Afin de protéger ses intérêts, une entreprise peut insérer une clause de non-concurrence dans le contrat de travail de ses salariés, en vertu de laquelle le salarié s’engage à ne pas travailler pour une entreprise concurrente ou à ne pas exercer une activité concurrente pendant un certain temps et dans une zone géographique limitée.

Cette clause n’est valable que sous certaines conditions cumulatives déterminées par la jurisprudence en l’absence de texte la définissant. Pour les juges de la chambre sociale de la Cour de cassation, la clause de non-concurrence doit être limitée dans sa durée, son champ d’application géographique et quant aux activités interdites. De plus, elle doit être nécessaire à la protection des intérêts légitimes de l’entreprise et donner lieu au versement d’une contrepartie financière (Cass. soc., 10 juill. 2002, n°00-45.135 ; Cass. soc., 13 mai 2003, n°01-40.340).

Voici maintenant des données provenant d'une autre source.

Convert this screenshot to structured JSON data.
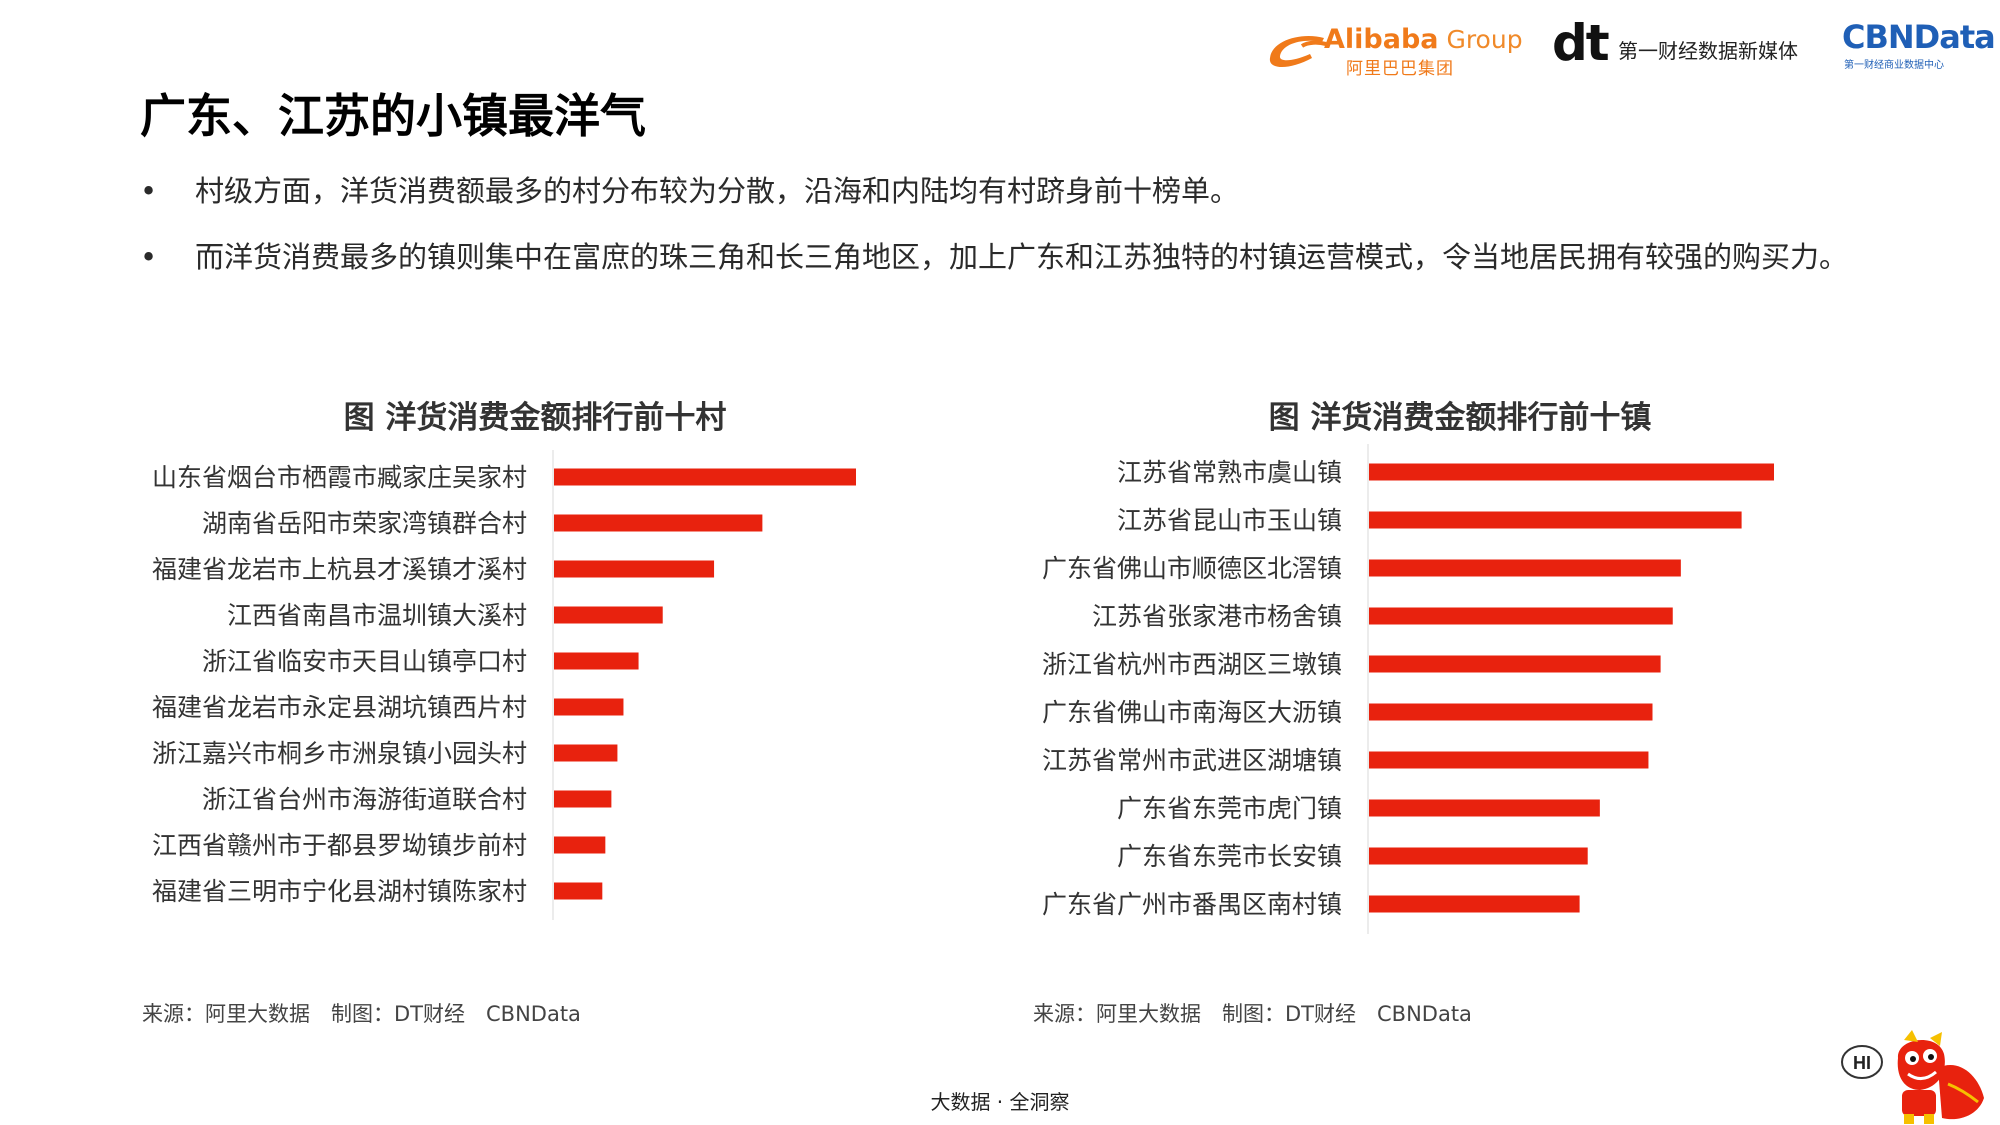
{
  "logos": {
    "alibaba_word": "Alibaba",
    "alibaba_group": " Group",
    "alibaba_cn": "阿里巴巴集团",
    "dt_word": "dt",
    "dt_cn": "第一财经数据新媒体",
    "cbn_word": "CBNData",
    "cbn_sub": "第一财经商业数据中心",
    "colors": {
      "alibaba": "#f07a1a",
      "cbn": "#1f5fb6"
    }
  },
  "title": "广东、江苏的小镇最洋气",
  "bullet_symbol": "•",
  "bullets": [
    "村级方面，洋货消费额最多的村分布较为分散，沿海和内陆均有村跻身前十榜单。",
    "而洋货消费最多的镇则集中在富庶的珠三角和长三角地区，加上广东和江苏独特的村镇运营模式，令当地居民拥有较强的购买力。"
  ],
  "chart_data": [
    {
      "type": "bar",
      "orientation": "horizontal",
      "title": "图 洋货消费金额排行前十村",
      "categories": [
        "山东省烟台市栖霞市臧家庄吴家村",
        "湖南省岳阳市荣家湾镇群合村",
        "福建省龙岩市上杭县才溪镇才溪村",
        "江西省南昌市温圳镇大溪村",
        "浙江省临安市天目山镇亭口村",
        "福建省龙岩市永定县湖坑镇西片村",
        "浙江嘉兴市桐乡市洲泉镇小园头村",
        "浙江省台州市海游街道联合村",
        "江西省赣州市于都县罗坳镇步前村",
        "福建省三明市宁化县湖村镇陈家村"
      ],
      "values": [
        100,
        69,
        53,
        36,
        28,
        23,
        21,
        19,
        17,
        16
      ],
      "xlim": [
        0,
        100
      ],
      "value_axis_visible": false,
      "grid": false,
      "bar_color": "#e8220e"
    },
    {
      "type": "bar",
      "orientation": "horizontal",
      "title": "图 洋货消费金额排行前十镇",
      "categories": [
        "江苏省常熟市虞山镇",
        "江苏省昆山市玉山镇",
        "广东省佛山市顺德区北滘镇",
        "江苏省张家港市杨舍镇",
        "浙江省杭州市西湖区三墩镇",
        "广东省佛山市南海区大沥镇",
        "江苏省常州市武进区湖塘镇",
        "广东省东莞市虎门镇",
        "广东省东莞市长安镇",
        "广东省广州市番禺区南村镇"
      ],
      "values": [
        100,
        92,
        77,
        75,
        72,
        70,
        69,
        57,
        54,
        52
      ],
      "xlim": [
        0,
        100
      ],
      "value_axis_visible": false,
      "grid": false,
      "bar_color": "#e8220e"
    }
  ],
  "sources": [
    "来源：阿里大数据　制图：DT财经　CBNData",
    "来源：阿里大数据　制图：DT财经　CBNData"
  ],
  "footer": "大数据 · 全洞察",
  "mascot": {
    "text": "HI",
    "icon": "lion-dance-mascot-icon"
  }
}
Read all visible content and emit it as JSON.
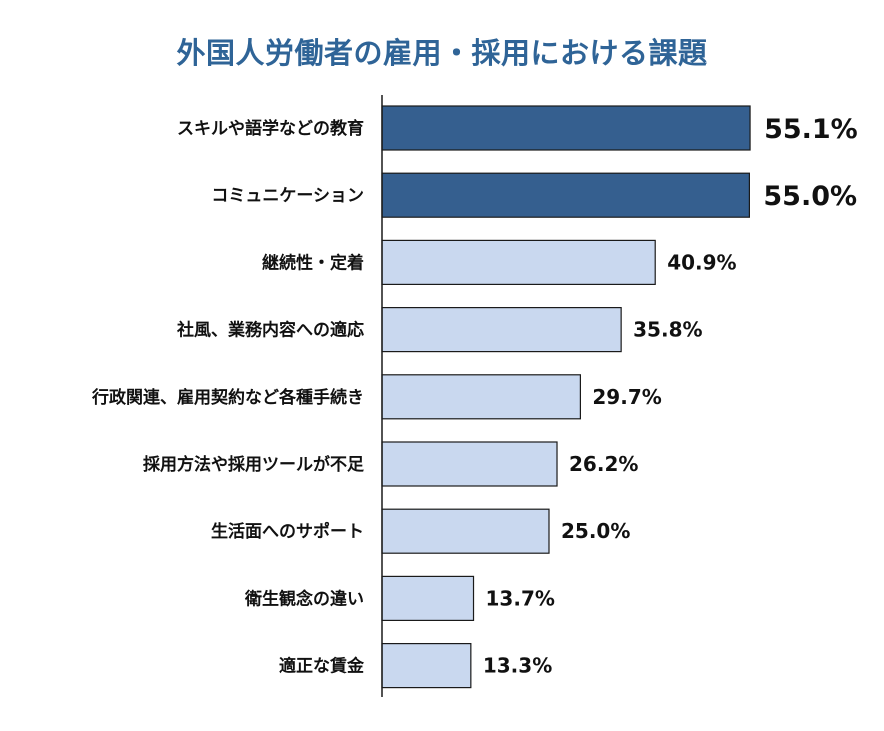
{
  "chart_data": {
    "type": "bar",
    "orientation": "horizontal",
    "title": "外国人労働者の雇用・採用における課題",
    "categories": [
      "スキルや語学などの教育",
      "コミュニケーション",
      "継続性・定着",
      "社風、業務内容への適応",
      "行政関連、雇用契約など各種手続き",
      "採用方法や採用ツールが不足",
      "生活面へのサポート",
      "衛生観念の違い",
      "適正な賃金"
    ],
    "values": [
      55.1,
      55.0,
      40.9,
      35.8,
      29.7,
      26.2,
      25.0,
      13.7,
      13.3
    ],
    "value_labels": [
      "55.1%",
      "55.0%",
      "40.9%",
      "35.8%",
      "29.7%",
      "26.2%",
      "25.0%",
      "13.7%",
      "13.3%"
    ],
    "xlim": [
      0,
      60
    ],
    "grid": false,
    "legend": "none",
    "colors": {
      "highlight": "#355f8f",
      "normal": "#c9d8ef",
      "title": "#2f6497"
    },
    "highlight_count": 2
  }
}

A défaut, la clause de non-concurrence est nulle (Cass. soc., 10 juill. 2002, n°99-43.334).

En plus de la nullité de la clause, le salarié peut parfaitement intenter une action en dommages-intérêts à l’encontre de l’employeur. Bien que réputé n’avoir jamais existé, la clause illicite a néanmoins causé un préjudice au salarié. Depuis 2006, la Cour de cassation considère que la présence, dans le contrat de travail, d’une clause nulle cause nécessairement un préjudice au salarié, ce qui lui permet donc de demander des dommages-intérêts. En effet, la Cour a jugé que « le respect par un salarié d’une clause de non-concurrence illicite lui cause nécessairement un préjudice dont il appartient au juge d’apprécier l’étendue » (Cass. soc., 11 janv. 2006, n°03-46.933). Les juges formulent même une présomption de préjudice générale résultant de l’illicéité de la clause de non-concurrence selon laquelle « la stipulation dans le contrat de travail d’une clause de non-concurrence nulle cause nécessairement un préjudice au salarié » (Cass. soc., 12 janv. 2011, n°08-45.280, Bull. civ. V, n°15).

Le 25 mai 2016, la chambre sociale de la Cour de cassation opère un revirement de jurisprudence et n’admet plus l’automaticité du préjudice. Elle énonce que « l’existence d’un préjudice et l’évaluation de celui-ci relèvent du pouvoir souverain d’appréciation des juges du fond » (Cass. Soc., 25 mai 2016, F-P+B, n°14-20.578).

En matière d’indemnisation des clauses de non-concurrence illicites, le salarié réclamant des dommages-intérêts devra désormais justifier le préjudice qu’il a subi.